Another thing we can look at is trying to find the percentage of people in each age group who have diabetes and seeing if the age is dictating who has it. Again if age was not a factor, we should expect to see the percentages throughout the different age groups to be the same.
(
filter_data_age_percent <- ddply(filtered_data,
.(Age),
function(x)
with(x, data.frame(100 * round(table(Diabetes_binary) / length(Diabetes_binary), 4))))
)
## Age Diabetes_binary Freq
## 1 18-24 no 98.96
## 2 18-24 yes 1.04
## 3 25-29 no 97.73
## 4 25-29 yes 2.27
## 5 30-34 no 96.91
## 6 30-34 yes 3.09
## 7 35-39 no 94.11
## 8 35-39 yes 5.89
## 9 40-44 no 91.93
## 10 40-44 yes 8.07
## 11 45-49 no 89.94
## 12 45-49 yes 10.06
## 13 50-54 no 87.48
## 14 50-54 yes 12.52
## 15 55-59 no 85.01
## 16 55-59 yes 14.99
## 17 60-64 no 80.93
## 18 60-64 yes 19.07
## 19 65-69 no 77.87
## 20 65-69 yes 22.13
## 21 70-74 no 77.24
## 22 70-74 yes 22.76
## 23 75-79 no 78.58
## 24 75-79 yes 21.42
## 25 80+ no 81.51
## 26 80+ yes 18.49
filter_data_age_percent %>%
filter(Diabetes_binary == "yes") %>%
ggplot(aes(x = Age, y = Freq, fill = Age)) +
geom_bar(stat = "identity",
show.legend = FALSE) +
geom_text(aes(label = Freq),
vjust = -0.2) +
labs(
title = "Percentage of People by Age Group who Have Diabetes",
x = "Age Group",
y = "Percentage of People with Diabetes",
) +
theme_bw() +
theme(plot.title = element_text(hjust = 0.5, face = "bold"))

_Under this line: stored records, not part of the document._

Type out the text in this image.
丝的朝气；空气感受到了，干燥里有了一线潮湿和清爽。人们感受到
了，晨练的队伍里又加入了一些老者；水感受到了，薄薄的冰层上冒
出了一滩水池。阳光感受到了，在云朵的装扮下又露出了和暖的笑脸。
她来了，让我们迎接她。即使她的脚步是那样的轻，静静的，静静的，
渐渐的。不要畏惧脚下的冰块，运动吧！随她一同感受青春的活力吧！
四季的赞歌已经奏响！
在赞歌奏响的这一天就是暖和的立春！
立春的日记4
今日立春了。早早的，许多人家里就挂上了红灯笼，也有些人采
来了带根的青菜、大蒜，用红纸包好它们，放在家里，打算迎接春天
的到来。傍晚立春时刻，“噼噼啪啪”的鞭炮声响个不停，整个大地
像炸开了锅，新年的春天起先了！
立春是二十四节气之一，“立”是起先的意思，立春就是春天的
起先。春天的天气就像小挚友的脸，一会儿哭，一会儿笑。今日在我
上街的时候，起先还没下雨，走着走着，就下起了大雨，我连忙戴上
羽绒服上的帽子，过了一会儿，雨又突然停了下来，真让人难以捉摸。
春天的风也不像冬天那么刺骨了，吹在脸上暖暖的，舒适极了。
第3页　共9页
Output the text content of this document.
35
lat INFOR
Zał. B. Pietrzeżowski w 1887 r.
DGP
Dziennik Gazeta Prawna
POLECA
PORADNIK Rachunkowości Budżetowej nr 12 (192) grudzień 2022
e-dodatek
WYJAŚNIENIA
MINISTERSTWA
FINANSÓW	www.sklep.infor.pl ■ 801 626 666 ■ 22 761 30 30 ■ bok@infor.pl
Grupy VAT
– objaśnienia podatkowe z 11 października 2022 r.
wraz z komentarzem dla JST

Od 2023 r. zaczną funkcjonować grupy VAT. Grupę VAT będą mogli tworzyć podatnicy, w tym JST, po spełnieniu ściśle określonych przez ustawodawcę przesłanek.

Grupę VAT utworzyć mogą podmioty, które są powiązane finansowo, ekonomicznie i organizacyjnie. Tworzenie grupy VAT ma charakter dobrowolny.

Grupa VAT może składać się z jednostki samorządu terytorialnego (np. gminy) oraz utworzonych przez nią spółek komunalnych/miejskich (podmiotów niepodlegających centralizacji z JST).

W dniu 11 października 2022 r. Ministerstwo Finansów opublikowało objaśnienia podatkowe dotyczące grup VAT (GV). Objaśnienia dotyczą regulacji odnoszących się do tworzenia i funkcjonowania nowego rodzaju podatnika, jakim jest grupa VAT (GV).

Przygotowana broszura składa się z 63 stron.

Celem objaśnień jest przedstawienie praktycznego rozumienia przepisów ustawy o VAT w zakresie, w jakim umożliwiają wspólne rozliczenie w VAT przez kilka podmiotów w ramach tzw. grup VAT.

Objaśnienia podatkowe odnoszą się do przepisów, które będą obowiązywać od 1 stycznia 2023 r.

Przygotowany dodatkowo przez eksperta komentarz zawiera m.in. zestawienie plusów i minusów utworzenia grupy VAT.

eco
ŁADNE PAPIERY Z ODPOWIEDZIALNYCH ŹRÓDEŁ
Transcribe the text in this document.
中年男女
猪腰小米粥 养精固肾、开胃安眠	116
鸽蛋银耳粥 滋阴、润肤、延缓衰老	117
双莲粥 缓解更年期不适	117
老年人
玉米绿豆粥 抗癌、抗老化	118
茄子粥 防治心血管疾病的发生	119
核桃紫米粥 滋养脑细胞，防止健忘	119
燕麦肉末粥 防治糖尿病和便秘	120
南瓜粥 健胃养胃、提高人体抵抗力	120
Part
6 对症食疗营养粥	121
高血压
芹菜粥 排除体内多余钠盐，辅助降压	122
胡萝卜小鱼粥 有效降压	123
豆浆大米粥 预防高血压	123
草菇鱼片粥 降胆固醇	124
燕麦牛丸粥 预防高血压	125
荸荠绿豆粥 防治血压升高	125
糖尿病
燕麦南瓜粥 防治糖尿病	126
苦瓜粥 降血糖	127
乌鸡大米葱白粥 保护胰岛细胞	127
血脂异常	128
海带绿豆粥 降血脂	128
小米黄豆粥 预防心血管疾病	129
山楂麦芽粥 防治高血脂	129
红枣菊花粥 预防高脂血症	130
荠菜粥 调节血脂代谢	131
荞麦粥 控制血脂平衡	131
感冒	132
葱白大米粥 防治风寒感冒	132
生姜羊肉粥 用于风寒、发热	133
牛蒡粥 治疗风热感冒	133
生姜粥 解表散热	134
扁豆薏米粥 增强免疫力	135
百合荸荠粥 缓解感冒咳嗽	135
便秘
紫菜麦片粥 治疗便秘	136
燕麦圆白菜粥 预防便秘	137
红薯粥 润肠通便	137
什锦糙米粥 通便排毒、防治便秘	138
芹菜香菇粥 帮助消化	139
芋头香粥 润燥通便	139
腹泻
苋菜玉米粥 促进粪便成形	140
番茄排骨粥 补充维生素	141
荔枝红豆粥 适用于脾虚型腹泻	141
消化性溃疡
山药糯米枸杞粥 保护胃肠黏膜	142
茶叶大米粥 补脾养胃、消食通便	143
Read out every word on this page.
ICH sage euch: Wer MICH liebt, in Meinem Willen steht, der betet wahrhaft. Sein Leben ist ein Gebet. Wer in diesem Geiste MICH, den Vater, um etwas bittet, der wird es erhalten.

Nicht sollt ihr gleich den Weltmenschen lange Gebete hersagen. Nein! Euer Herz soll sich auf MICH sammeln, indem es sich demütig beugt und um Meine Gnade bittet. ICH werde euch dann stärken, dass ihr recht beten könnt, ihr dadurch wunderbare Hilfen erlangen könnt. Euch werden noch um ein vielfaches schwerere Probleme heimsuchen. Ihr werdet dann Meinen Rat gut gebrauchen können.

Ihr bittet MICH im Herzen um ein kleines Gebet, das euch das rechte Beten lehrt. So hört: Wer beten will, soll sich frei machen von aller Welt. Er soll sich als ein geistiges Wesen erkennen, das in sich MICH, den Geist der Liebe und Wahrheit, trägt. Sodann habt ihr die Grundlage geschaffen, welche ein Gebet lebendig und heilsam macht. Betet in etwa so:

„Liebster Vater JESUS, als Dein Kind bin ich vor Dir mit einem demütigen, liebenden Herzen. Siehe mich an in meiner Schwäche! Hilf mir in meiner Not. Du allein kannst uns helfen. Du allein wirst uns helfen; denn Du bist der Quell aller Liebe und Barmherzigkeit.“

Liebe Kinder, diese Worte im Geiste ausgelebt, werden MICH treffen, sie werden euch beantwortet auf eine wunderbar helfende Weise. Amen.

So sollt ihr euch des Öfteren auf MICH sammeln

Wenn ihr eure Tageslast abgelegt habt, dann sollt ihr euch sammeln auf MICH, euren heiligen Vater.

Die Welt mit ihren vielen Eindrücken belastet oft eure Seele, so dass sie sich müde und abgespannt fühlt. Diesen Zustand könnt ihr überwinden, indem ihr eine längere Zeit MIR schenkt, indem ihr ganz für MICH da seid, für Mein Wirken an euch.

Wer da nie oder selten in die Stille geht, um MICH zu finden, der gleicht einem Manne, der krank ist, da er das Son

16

To gain some more context on the reliability of the percentages above by age group, lets see the overall percent makeup for each of the age groups from the sample. Ideally, we’d like to see an equal proportion of observations from each of the age groups.
#create contingency table that dives by number of rows and multiples by 100
#to get the percentages of each age group
round(table(filtered_data$Age) / nrow(filtered_data) * 100, 2)
##
## 18-24 25-29 30-34 35-39 40-44 45-49 50-54 55-59 60-64 65-69 70-74 75-79 80+
## 3.44 3.15 4.31 5.34 6.09 7.32 10.59 12.56 13.54 12.84 8.76 5.94 6.11
Typically we expect that Age
will play a factor as one gets older,
their chance of diabetes tends to increase. The
NIH
describes some of the reasons why in a better way than we can by the
experiment they design with the corresponding results.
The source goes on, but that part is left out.